Rollerinizi anlatır mısınız biraz, sizinle ortak yanları var mı? Nasıl karar verdiniz kimi kimin oynayacağına?
Volkan: Beraber karar verdik, ama ben ilk başta yazarken öyle kurguladım. Çünkü Ömür ve Tansu’ya kötü adamı konduramadım hele Ömür’den hiç olmazdı, çok iyi adam, dünyanın en iyi adamı… Onlar bir birine ortak olarak daha çok yakıştı, bana da kötü adam düştü.
Ben Black Jack’i oynuyorum. Amerikan filmlerinde her zaman, her yerde kötülük yapmaya çalışan bir adam...

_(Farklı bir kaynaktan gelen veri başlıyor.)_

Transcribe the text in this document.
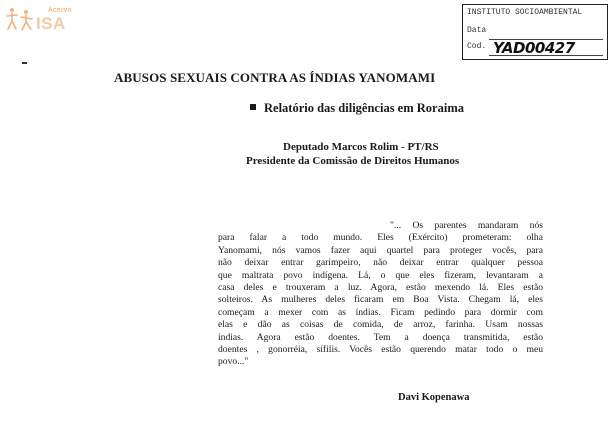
Acervo
ISA
INSTITUTO SOCIOAMBIENTAL
Data
Cod. YAD00427
ABUSOS SEXUAIS CONTRA AS ÍNDIAS YANOMAMI
Relatório das diligências em Roraima
Deputado Marcos Rolim - PT/RS
Presidente da Comissão de Direitos Humanos
"... Os parentes mandaram nós
para falar a todo mundo. Eles (Exército) prometeram: olha
Yanomami, nós vamos fazer aqui quartel para proteger vocês, para
não deixar entrar garimpeiro, não deixar entrar qualquer pessoa
que maltrata povo indígena. Lá, o que eles fizeram, levantaram a
casa deles e trouxeram a luz. Agora, estão mexendo lá. Eles estão
solteiros. As mulheres deles ficaram em Boa Vista. Chegam lá, eles
começam a mexer com as índias. Ficam pedindo para dormir com
elas e dão as coisas de comida, de arroz, farinha. Usam nossas
índias. Agora estão doentes. Tem a doença transmitida, estão
doentes , gonorréia, sífilis. Vocês estão querendo matar todo o meu
povo..."
Davi Kopenawa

Tansu: John yaşlı ve tecrübeli polis modeli, karısından boşanmış, çocuğuyla ilgilenemeyen, mesleki tatminsizliği olan hayattan bezmiş bir karakter.
Ömür: Billy Billy, tecrübe yoksunu, biraz saf, şuursuz, John’la birlikte çalışıyor. Tek motivasyon kaynakları da Black Jack’i yakalayıp, kodese tıkmak.
Oyunculuğunuzla ilgili ne düşünüyorsunuz?
Oyunculuk konusunda baya bir eksiğimiz var aslında…
Filmin kadrosu nasıl oluştu, Bülent Serttaş’ı nasıl ikna ettiniz?
Volkan: Bülent Serttaş benim aklıma geldi. General düşünüyorduk, ondan daha iyisi olmaz dedik…
Tansu: Bir de dublaj yapılacaktı onu düşündük. Tipi, sesi, üniforması bütünleşti. Güzel bir karakter oldu…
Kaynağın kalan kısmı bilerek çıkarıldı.